Integrator Unicode Data Support

Integrator includes support for Unicode characters in order to process text written in non-European languages, such as Chinese, Thai, Hebrew, and Japanese. Earlier versions of Integrator, prior to 2.2(20), assumed that data was written in the standard ISO-8859-1 character set, commonly referred to as Latin1. This is a 256 valued character set, with the first 128 characters matching the ASCII character set and the last 128 characters defining accented characters common in European languages. It is commonly referred to as the ANSI code page, although that is technically not true.

Unicode provides support for all characters in known human languages, defining more than 128,000 characters. These values can no longer be stored as one character per byte, so each character needs to be encoded using multiple bytes per character.

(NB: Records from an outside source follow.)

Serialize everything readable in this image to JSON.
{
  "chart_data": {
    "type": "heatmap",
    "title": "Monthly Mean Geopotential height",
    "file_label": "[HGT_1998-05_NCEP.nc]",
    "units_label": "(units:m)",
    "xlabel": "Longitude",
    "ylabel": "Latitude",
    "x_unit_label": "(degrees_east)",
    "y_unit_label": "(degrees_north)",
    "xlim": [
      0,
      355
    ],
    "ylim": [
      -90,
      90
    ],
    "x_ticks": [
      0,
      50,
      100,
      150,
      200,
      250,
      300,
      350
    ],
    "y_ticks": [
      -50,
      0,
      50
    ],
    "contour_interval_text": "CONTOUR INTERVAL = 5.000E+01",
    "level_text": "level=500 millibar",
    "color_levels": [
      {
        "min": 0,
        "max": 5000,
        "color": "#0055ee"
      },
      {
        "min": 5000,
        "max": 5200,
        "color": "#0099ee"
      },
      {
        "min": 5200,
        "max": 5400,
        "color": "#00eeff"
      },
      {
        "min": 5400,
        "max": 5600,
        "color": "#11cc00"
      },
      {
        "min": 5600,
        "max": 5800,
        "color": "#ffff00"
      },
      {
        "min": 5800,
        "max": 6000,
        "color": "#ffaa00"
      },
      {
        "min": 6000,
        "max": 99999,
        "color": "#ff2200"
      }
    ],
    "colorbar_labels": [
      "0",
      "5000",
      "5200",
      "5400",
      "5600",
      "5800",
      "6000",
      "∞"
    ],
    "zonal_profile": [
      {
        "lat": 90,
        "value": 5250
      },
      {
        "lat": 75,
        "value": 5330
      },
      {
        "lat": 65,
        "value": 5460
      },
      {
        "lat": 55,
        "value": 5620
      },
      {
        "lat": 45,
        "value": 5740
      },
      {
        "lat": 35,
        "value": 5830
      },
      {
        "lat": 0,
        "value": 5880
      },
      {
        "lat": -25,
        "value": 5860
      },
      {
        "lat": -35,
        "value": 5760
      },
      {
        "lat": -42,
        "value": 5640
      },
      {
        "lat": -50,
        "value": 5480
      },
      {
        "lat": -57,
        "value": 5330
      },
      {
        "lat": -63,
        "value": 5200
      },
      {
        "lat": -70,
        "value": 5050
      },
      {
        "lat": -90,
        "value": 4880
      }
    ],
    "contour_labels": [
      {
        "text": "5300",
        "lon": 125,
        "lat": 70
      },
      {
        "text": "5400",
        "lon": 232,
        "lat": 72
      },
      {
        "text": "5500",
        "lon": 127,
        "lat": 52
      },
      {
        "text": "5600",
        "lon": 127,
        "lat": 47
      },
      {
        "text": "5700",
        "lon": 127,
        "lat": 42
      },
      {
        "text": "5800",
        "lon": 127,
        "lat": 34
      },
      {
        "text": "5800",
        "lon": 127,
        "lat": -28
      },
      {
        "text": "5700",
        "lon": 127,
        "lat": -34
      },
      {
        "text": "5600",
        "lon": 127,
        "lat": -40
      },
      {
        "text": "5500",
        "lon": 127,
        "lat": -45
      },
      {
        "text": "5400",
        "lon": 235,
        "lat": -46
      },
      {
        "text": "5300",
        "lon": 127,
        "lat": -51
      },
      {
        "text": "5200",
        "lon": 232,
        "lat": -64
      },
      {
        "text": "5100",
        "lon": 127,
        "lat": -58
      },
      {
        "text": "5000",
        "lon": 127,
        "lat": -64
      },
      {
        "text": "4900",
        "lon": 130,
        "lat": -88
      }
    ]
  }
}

The two most popular encoding methods are UTF-8 and UCS-2. UTF-8 is commonly used on UNIX systems and Internet data; UCS-2 is the common encoding for Microsoft applications. Integrator can read or write double-byte character data using either the UTF-8 or UCS-2 encodings; internally, it processes data as UTF-8. Integrator supports handling and writing out Unicode supplementary characters (4-byte UTF-8 characters).

To maintain compatibility with old scripts that process Latin1 data, Integrator defaults to treating input and output data as Latin characters. A script written to process Latin1 data will continue to work automatically without any changes. To handle Unicode data, input objects and output objects have an encoding attribute that defines the encoding used to read or write data as follows:

If this attribute has the value "ascii" or "latin1", then the data will be treated as latin1 characters.
If the value is a unicode encoding ("unicode" for UCS-2, "utf-8" for UTF-8 data), then the data will be processed as Unicode characters.

To avoid having to set the encoding for every input or output object in a task, Integrator detects whether any object in a task processes Unicode characters or whether the Integrator script itself is declared to be written as UTF-8 (that is charset 1208 is set). If so, the default encoding for that task becomes UTF-8. Any object that does not define an encoding will assume the data is UTF-8. With this approach, an Integrator developer can set the encoding in the output object to be UTF-8, and all input objects for that task will default to be reading UTF-8 data. This can be overridden by setting an encoding attribute in the input objects.